May Riley Smith (1842-1927) – Smith attended the Tracey Female Institute in Rochester, and the Collegiate Institute in Brockport, New York. She married Albert Smith of Springfield, Illinois, in 1869; they were living in New York state in 1910. Her works include:
The Gift of Gentians, 1882
The Inn of Rest, 1888
Sometime and Other Poems, 1892
Dmitri S. Bortniansky (1751-1825) – Bortniansky’s musical career began in the church choir. As a young man, he studied with Baldassare Galuppi (il Buranello) in St. Petersburg. In 1769, Bortniansky followed Galuppi to Italy (with the help of a stipend from Russian Empress Catherine) to work in opera. His productions included Creonte (1776), Alcide (1778), and Quinto Fabio (1778). After returning to Russia, he became master of the court choir in St. Petersburg. In 1796, he was appointed director of the czar’s court chapel and a councilor of state.
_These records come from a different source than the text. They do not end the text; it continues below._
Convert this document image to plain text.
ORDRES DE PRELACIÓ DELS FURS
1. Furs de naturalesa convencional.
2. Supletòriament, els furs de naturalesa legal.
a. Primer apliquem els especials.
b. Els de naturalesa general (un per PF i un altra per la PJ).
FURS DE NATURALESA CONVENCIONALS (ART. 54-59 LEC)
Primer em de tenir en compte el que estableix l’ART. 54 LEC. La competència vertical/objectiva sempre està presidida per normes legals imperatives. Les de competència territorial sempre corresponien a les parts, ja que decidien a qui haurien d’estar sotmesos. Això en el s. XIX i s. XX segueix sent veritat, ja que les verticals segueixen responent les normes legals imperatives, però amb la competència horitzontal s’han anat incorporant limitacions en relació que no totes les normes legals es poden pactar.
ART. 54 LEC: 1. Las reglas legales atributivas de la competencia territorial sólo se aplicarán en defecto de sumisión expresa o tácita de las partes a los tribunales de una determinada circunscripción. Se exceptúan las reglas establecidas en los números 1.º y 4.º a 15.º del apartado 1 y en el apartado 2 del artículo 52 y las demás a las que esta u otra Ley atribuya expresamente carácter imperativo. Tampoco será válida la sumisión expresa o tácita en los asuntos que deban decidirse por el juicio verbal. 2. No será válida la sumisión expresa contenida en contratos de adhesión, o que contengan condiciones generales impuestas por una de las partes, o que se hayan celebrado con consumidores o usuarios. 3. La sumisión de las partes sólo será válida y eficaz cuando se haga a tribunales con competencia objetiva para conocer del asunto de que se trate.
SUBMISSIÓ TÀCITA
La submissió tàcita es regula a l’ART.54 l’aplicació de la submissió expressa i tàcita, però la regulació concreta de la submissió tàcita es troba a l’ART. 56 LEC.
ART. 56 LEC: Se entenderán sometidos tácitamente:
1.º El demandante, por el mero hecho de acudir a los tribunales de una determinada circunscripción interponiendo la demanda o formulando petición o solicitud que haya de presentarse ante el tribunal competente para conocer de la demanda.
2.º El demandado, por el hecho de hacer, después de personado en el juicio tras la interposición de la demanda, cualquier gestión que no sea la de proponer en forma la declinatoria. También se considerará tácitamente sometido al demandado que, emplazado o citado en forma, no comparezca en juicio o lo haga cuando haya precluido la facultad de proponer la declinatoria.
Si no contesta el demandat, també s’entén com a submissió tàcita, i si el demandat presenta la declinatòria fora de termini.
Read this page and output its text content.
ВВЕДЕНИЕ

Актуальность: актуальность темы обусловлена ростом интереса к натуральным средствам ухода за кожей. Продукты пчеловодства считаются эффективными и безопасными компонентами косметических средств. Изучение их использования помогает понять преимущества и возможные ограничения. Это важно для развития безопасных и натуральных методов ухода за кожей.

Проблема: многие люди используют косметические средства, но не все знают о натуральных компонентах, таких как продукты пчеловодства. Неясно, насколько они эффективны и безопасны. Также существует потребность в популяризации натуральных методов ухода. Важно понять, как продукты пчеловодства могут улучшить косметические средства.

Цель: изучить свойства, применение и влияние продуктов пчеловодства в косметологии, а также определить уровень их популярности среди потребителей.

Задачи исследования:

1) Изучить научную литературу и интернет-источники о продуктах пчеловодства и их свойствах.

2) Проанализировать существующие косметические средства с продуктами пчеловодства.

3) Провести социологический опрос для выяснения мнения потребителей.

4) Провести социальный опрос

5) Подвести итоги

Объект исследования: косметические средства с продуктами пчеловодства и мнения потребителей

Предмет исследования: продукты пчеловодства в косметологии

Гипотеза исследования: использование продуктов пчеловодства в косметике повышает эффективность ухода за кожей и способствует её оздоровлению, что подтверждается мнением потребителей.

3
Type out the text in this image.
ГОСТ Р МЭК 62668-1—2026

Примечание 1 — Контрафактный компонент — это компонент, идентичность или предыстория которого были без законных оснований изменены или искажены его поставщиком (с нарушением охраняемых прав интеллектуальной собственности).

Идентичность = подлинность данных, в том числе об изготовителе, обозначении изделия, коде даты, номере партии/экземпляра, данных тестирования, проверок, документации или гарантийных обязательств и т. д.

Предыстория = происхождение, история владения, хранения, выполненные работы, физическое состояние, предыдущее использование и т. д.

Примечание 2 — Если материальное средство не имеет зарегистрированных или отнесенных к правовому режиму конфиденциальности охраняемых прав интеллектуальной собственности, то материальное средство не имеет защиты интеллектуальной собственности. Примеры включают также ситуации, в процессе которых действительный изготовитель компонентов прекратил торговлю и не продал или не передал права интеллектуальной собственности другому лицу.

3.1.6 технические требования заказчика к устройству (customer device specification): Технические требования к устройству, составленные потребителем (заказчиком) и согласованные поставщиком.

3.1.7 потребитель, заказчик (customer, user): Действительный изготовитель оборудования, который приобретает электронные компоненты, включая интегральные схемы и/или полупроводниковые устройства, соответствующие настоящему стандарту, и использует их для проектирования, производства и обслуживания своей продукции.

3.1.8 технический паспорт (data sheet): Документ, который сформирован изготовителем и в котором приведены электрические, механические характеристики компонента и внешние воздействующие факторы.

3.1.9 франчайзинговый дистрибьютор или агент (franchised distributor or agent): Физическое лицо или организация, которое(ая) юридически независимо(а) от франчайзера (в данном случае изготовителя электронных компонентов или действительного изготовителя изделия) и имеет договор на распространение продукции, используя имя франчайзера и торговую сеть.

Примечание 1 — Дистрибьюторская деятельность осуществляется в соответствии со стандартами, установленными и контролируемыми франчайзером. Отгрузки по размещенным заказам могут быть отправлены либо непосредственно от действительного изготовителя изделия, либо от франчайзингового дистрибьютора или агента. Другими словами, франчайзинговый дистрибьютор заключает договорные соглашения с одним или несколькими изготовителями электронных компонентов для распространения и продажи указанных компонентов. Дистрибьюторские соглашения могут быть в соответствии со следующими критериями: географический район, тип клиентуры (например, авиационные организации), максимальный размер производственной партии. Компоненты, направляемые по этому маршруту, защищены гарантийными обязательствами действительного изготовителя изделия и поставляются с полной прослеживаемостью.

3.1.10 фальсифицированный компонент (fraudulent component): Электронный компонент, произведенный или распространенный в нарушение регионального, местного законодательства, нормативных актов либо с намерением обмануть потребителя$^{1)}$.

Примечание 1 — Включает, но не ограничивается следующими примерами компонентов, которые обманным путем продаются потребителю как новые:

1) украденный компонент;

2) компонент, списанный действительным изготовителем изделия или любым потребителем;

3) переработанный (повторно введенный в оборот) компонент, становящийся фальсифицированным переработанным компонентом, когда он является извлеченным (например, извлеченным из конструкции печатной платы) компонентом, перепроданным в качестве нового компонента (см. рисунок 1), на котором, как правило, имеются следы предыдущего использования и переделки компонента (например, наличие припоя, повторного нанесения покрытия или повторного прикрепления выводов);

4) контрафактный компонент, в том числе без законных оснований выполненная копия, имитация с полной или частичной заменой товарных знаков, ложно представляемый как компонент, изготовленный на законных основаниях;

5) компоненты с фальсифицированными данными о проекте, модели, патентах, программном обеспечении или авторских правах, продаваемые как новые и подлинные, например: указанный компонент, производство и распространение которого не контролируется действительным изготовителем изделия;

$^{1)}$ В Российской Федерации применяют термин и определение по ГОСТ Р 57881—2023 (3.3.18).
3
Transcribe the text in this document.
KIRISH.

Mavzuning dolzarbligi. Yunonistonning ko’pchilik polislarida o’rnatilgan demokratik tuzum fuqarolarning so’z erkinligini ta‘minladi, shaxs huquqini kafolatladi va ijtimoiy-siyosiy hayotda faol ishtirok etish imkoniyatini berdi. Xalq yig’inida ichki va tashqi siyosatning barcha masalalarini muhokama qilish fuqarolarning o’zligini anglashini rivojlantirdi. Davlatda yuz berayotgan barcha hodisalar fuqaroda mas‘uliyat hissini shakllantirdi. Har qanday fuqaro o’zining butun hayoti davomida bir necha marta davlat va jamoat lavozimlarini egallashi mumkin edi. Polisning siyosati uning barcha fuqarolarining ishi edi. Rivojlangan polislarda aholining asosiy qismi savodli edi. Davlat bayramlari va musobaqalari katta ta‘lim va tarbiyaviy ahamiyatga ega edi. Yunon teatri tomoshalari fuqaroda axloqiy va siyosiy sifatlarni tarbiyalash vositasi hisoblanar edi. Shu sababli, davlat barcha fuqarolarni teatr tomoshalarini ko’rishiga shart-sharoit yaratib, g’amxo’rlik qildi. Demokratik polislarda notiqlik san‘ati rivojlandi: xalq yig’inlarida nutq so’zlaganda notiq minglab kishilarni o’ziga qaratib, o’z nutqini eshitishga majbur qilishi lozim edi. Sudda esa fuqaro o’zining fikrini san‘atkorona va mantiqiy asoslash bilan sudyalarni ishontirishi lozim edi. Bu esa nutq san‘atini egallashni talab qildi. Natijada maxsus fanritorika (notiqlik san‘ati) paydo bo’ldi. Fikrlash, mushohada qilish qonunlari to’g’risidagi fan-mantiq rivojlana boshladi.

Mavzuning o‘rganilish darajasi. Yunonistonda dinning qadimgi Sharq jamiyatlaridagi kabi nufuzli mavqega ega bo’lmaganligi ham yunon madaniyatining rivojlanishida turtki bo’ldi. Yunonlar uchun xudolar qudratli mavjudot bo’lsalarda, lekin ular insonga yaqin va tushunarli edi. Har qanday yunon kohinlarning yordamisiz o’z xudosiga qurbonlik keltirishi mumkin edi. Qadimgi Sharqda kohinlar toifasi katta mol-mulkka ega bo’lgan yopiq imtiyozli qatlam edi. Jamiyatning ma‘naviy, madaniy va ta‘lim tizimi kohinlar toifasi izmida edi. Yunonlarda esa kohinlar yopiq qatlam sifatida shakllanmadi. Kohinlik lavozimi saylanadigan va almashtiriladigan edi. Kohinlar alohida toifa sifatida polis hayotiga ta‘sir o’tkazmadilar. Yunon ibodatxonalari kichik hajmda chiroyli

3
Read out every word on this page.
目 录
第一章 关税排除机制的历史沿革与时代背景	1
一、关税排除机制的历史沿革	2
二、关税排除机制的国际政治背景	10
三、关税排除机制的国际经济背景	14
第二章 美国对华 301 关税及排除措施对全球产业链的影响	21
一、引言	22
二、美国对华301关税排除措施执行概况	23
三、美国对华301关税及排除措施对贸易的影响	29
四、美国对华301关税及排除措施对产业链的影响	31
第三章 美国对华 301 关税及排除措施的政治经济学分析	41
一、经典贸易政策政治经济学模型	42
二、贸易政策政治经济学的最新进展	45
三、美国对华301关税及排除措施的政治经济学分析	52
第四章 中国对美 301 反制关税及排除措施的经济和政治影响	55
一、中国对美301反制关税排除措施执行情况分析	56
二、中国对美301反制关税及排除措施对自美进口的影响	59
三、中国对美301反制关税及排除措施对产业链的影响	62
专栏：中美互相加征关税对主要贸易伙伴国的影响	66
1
In addition to his other duties, he composed liturgical music, and wrote operas with French texts: La fête du seigneur (1786), Le faucon (1786), and Le fils-rival (1787). After his death, his work spread to Prussia, where his music appeared in Altpreußische Agende (Old Prussian Agenda) in 1829. His tune St. Petersburg/Wells is a traditional closing piece for the Großer Zapfenstreich (ceremonial tattoo) in German military music.